Highways England has appointed a Balfour Beatty Atkins joint venture as its delivery partner to design and construct the new £200m Mottram bypass.
The appointment marks a major milestone for the bypass, which will take traffic away from the village of Mottram in Longdendale.
A public consultation on the scheme is now being planned for this winter, and a planning application is due to be submitted next year. If the plans are approved by the government then work on the project could start by spring 2023.
Around 25,000 vehicles currently travel along the A57 through Mottram every day, including over 2,000 HGVs. The village is on the key 25-mile trans-Pennine route between Manchester and Sheffield, connecting the M67 in the north-west to the M1 in Yorkshire.

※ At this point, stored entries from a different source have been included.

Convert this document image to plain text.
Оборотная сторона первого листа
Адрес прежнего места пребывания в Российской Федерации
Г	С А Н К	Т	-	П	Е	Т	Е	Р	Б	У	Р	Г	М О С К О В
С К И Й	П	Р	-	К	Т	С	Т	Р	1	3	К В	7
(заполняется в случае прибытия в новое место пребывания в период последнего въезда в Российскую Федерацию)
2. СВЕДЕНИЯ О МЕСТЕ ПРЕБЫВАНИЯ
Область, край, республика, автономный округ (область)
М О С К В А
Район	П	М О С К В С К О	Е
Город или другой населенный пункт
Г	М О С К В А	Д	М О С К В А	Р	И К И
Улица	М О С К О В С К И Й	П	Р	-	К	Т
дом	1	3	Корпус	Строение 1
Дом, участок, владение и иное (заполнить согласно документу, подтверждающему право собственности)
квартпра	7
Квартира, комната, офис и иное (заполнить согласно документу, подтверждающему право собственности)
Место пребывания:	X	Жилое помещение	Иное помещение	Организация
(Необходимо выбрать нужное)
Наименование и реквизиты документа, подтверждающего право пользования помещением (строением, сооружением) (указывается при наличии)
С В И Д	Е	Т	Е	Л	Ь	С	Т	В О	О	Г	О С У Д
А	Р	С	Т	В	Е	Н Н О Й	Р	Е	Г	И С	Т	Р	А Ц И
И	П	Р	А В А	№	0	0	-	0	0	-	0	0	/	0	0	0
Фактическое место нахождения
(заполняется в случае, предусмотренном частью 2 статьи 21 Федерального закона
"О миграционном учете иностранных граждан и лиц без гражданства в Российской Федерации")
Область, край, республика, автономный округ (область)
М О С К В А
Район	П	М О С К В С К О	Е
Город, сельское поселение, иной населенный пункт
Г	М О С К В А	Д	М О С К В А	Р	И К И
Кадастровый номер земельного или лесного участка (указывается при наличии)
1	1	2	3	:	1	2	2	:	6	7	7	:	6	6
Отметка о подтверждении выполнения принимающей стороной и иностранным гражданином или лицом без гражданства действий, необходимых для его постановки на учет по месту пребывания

The new dual carriageway would run from the end of the M67 (junction 4) and through a new underpass to the north of Mottram in Longdendale. The road would then join the A57 east of the junction with the A6018 (Black Moor).
A new single carriageway road is also being planned to link the A57 from Mottram Moor to Woolley Bridge, taking traffic away from the current route of the A57 along Woolley Lane.
Andy Dawson, Highways England’s project manager, said: “We’re pleased to have a contractor on board for the bypass which will take traffic away from Mottram in Longdendale, and provide quicker, safer and more reliable journeys for thousands of drivers every day.
“The bypass is part of a series of improvements we’re planning to improve journeys on the trans-Pennine route between Manchester and Sheffield, along the A57, A628 and A616. We can now start the detailed design work for the bypass and expect to be able to hold a public consultation on our proposals this winter.”
Phil Clifton, managing director of Balfour Beatty’s highways business, said: “Balfour Beatty, and our design partners, Atkins, are proud to be delivering this critical project to support economic growth in the north of England.
“We are pleased to contribute to the development of the local area by connecting communities and bringing additional social value through the use of local suppliers and supporting employment opportunities within the area, helping to leave a lasting legacy in the communities in which we work.”